Item 3.02. Unregistered Sales of Equity Securities.
On October 1, 2012, Meta Financial Group, Inc., a Delaware corporation (the “Company”), issued a press release announcing the closing of the previously announced private placement transactions pursuant to which the Company has sold, on September 28, 2012, to accredited investors an aggregate of 1,563,100 shares of the Company’s common stock, par value $0.01 per share (“Common Stock”), for total consideration of approximately $34.2 million, or $21.91 per share, pursuant to nine separate securities purchase agreements (the “Purchase Agreements”) entered into on August 16, 2012 by the Company and the following investors: an affiliate of Altamont Capital Partners (“Altamont”), affiliates of Philadelphia Financial Management of San Francisco, LLC, and NetSpend Holdings, Inc. (NASDAQ: NTSP), each of which is an existing stockholder of the Company; an affiliate of Brookside Equity Partners LLC; an affiliate of JTH Holding Inc. (NASDAQ: TAX), parent of Liberty Tax Service; affiliates of Weintraub Capital Management, L.P.; affiliates of Harvest Capital Strategies LLC; and other institutional and individual investors (collectively, the “Buyers”). The price per share was determined based upon the arithmetic average of the daily volume weighted average price of the Common Stock for a trading period preceding the date the Purchase Agreements were entered into. A placement agent fee of approximately $37,000 will be paid by the Company to Sandler O’Neill & Partners, L.P. in connection with the investment by Altamont. The Company will invest at least 90% of the proceeds, which will qualify as tangible common equity and Tier 1 capital at September 30, 2012, to further capitalize MetaBank, the Company’s wholly owned subsidiary, in order to support expected significant growth in MetaBank’s existing Meta Payment Systems programs. The remainder of the proceeds will be used by the Company for general corporate purposes.
The private placement transactions were consummated following stockholder approval of (a) an amendment to the Company’s Certificate of Incorporation to, among other things, increase the number of authorized shares of Common Stock, and (b) the private placement transactions as required under Rule 5635 of the NASDAQ Stock Market Rules, which approvals were obtained at a Special Meeting of Stockholders of the Company held on September 27, 2012 (the “Special Meeting”), as discussed below under Item 5.07.
At the closing of the private placement transactions, the Company and each of the Buyers entered into a separate registration rights agreement (each, a “Registration Rights Agreement”), the form of which was attached as Exhibit A to each Purchase Agreement, pursuant to which the Company agreed to prepare and file with the Securities and Exchange Commission (the “SEC”) a registration statement covering the resale of shares of Common Stock purchased by the Buyers at such closing within 30 days after such closing and to use commercially reasonable efforts to cause such registration statement to be declared effective within 120 days of such closing or be obligated to pay to the Buyers liquidated damages in certain circumstances.
The sales of the shares of Common Stock described herein were undertaken by the Company without registration in private placements in reliance upon Section 4(2) of the Securities Act of 1933, as amended (the “1933 Act”), and Rule 506 of Regulation D as promulgated by the SEC under the 1933 Act (“Regulation D”). Each of the Buyers is an “accredited investor” within the meaning of Regulation D.

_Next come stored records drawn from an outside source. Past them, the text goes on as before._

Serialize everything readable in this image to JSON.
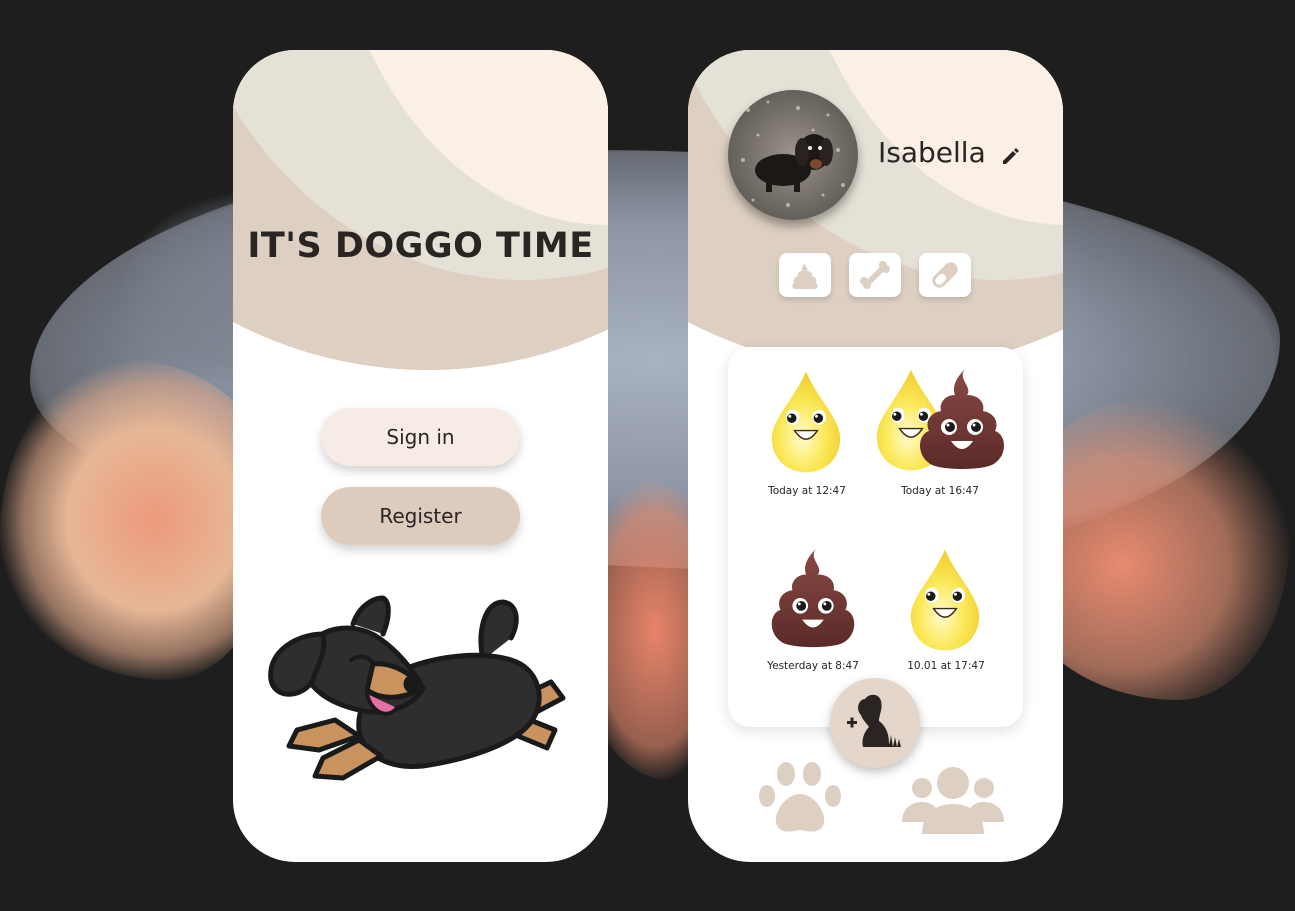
{
  "colors": {
    "background": "#1e1e1e",
    "cream": "#faf0e6",
    "grey_beige": "#e6e1d6",
    "beige": "#ddcfc2",
    "accent_beige": "#ddccbe",
    "text": "#2a2522"
  },
  "login": {
    "title": "IT'S DOGGO TIME",
    "signin_label": "Sign in",
    "register_label": "Register",
    "illustration": "dachshund-illustration"
  },
  "profile": {
    "name": "Isabella",
    "avatar": "dog-photo-avatar",
    "edit_icon": "pencil-icon",
    "categories": [
      {
        "name": "poop",
        "icon": "poop-icon"
      },
      {
        "name": "food",
        "icon": "bone-icon"
      },
      {
        "name": "medicine",
        "icon": "pill-icon"
      }
    ],
    "entries": [
      {
        "type": "pee",
        "time": "Today at 12:47"
      },
      {
        "type": "pee+poop",
        "time": "Today at 16:47"
      },
      {
        "type": "poop",
        "time": "Yesterday at 8:47"
      },
      {
        "type": "pee",
        "time": "10.01 at 17:47"
      }
    ],
    "fab_icon": "add-dog-icon",
    "nav": [
      {
        "name": "paw",
        "icon": "paw-icon"
      },
      {
        "name": "group",
        "icon": "group-icon"
      }
    ]
  }
}
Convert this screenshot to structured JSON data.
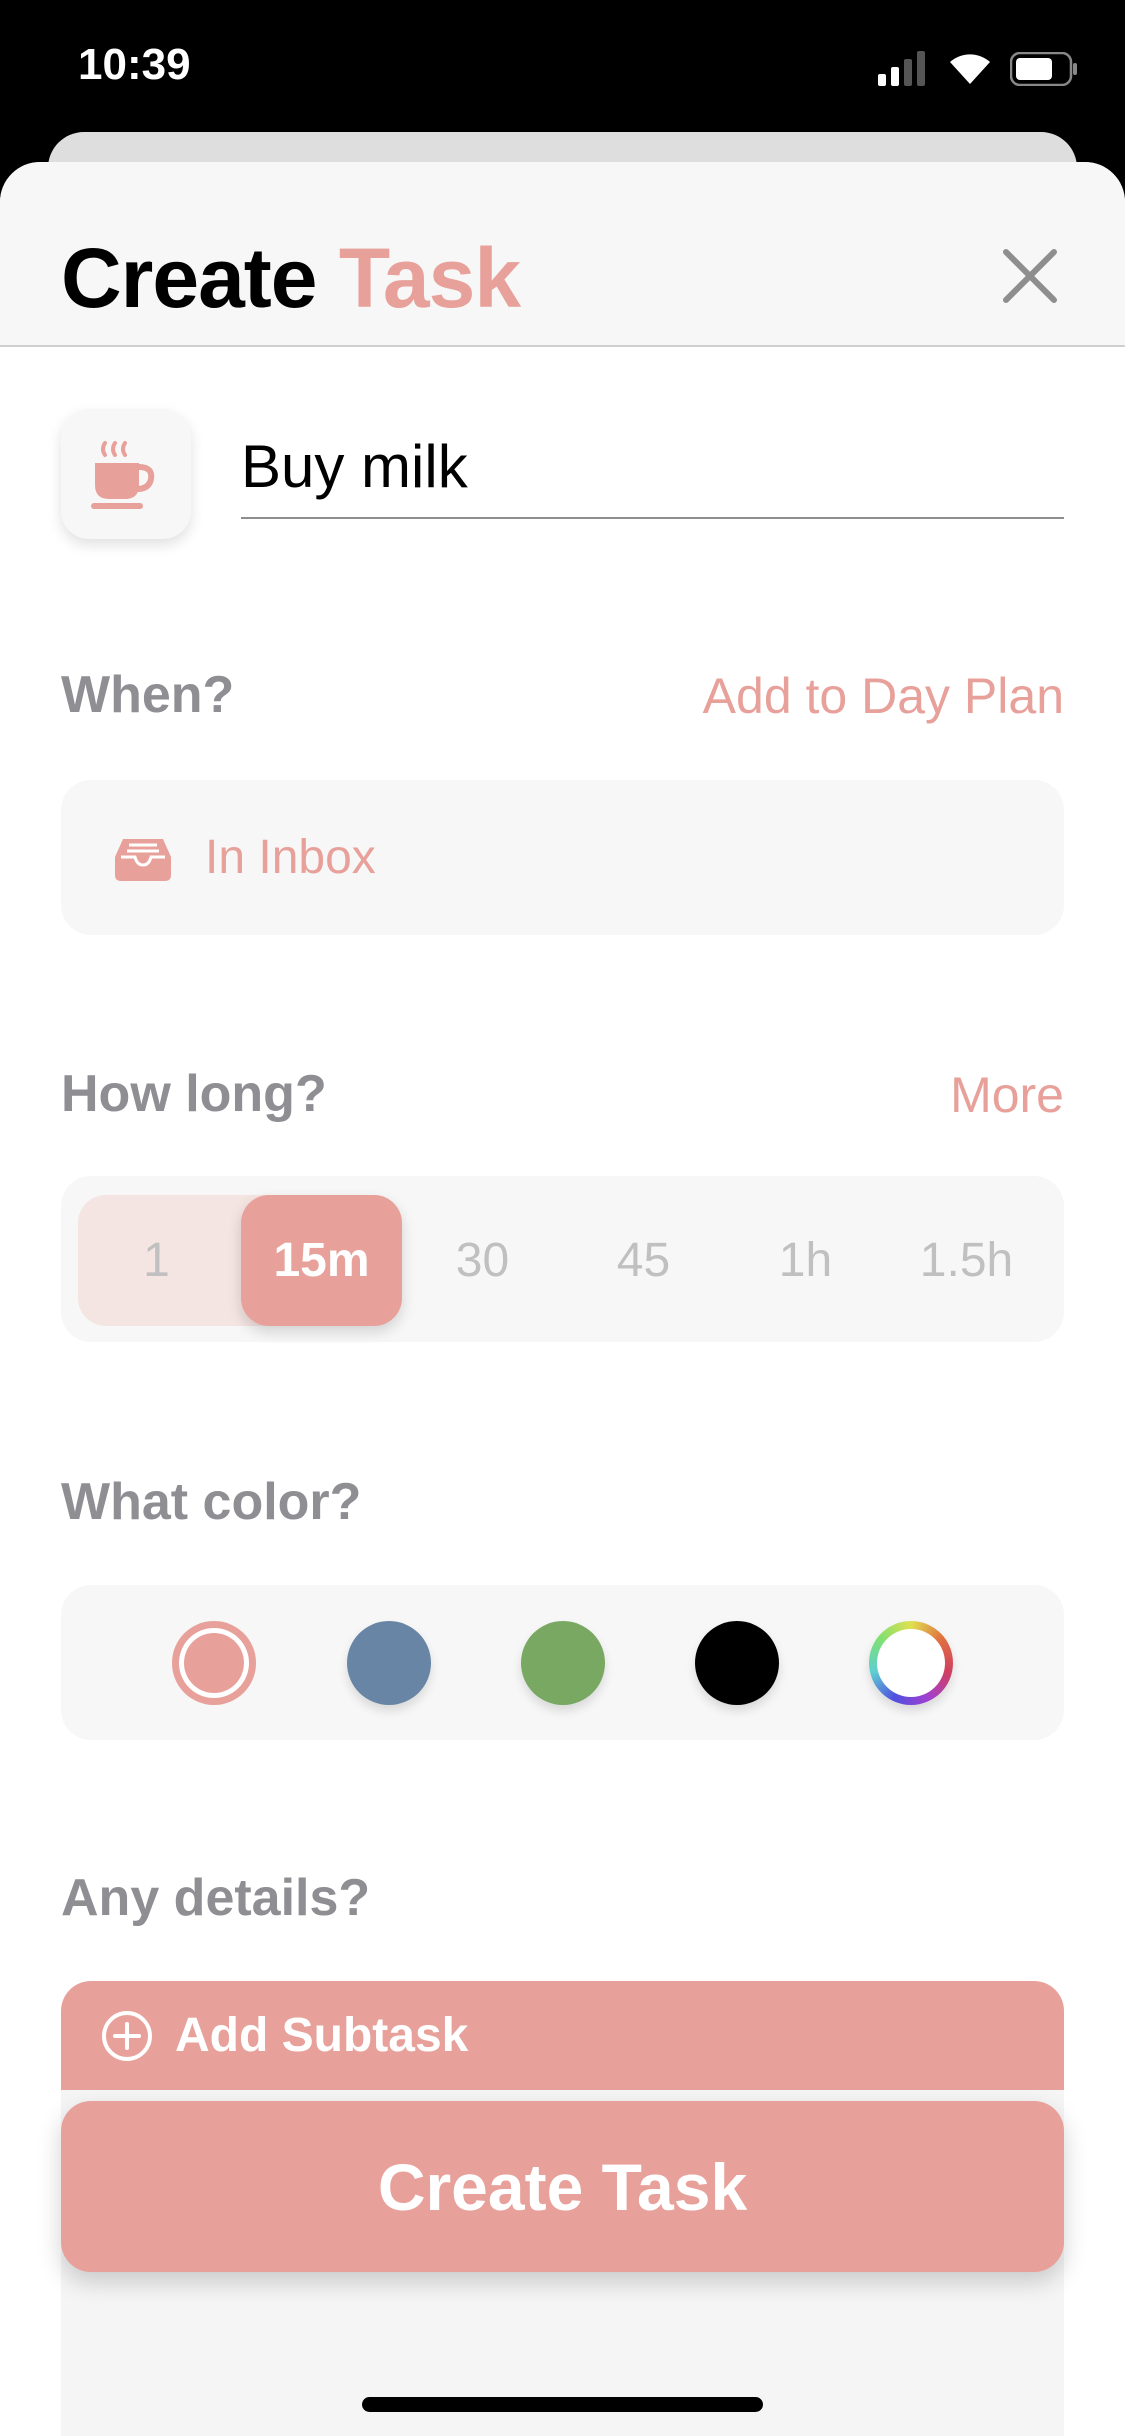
{
  "status_bar": {
    "time": "10:39",
    "icons": [
      "signal-icon",
      "wifi-icon",
      "battery-icon"
    ]
  },
  "header": {
    "title_prefix": "Create",
    "title_accent": "Task",
    "close_icon": "close-icon"
  },
  "task": {
    "icon": "coffee-cup-icon",
    "name": "Buy milk"
  },
  "when": {
    "label": "When?",
    "action": "Add to Day Plan",
    "value": "In Inbox",
    "icon": "inbox-tray-icon"
  },
  "duration": {
    "label": "How long?",
    "action": "More",
    "options": [
      "1",
      "15m",
      "30",
      "45",
      "1h",
      "1.5h"
    ],
    "selected": "15m"
  },
  "color": {
    "label": "What color?",
    "options": [
      "#e8a19a",
      "#6885a6",
      "#78a862",
      "#000000",
      "custom"
    ],
    "selected": "#e8a19a"
  },
  "details": {
    "label": "Any details?",
    "add_subtask": "Add Subtask"
  },
  "footer": {
    "create_button": "Create Task"
  },
  "colors": {
    "accent": "#e8a19a",
    "muted": "#8e8e93"
  }
}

A copy of the press release announcing the closing of the private placement transactions is attached hereto as Exhibit 99.1 and is incorporated herein by reference.
The foregoing description of the Registration Rights Agreements does not purport to be complete and is qualified in its entirety by reference to the full agreements, copies of which are attached hereto as Exhibits 99.2 through 99.10 and are incorporated herein by reference.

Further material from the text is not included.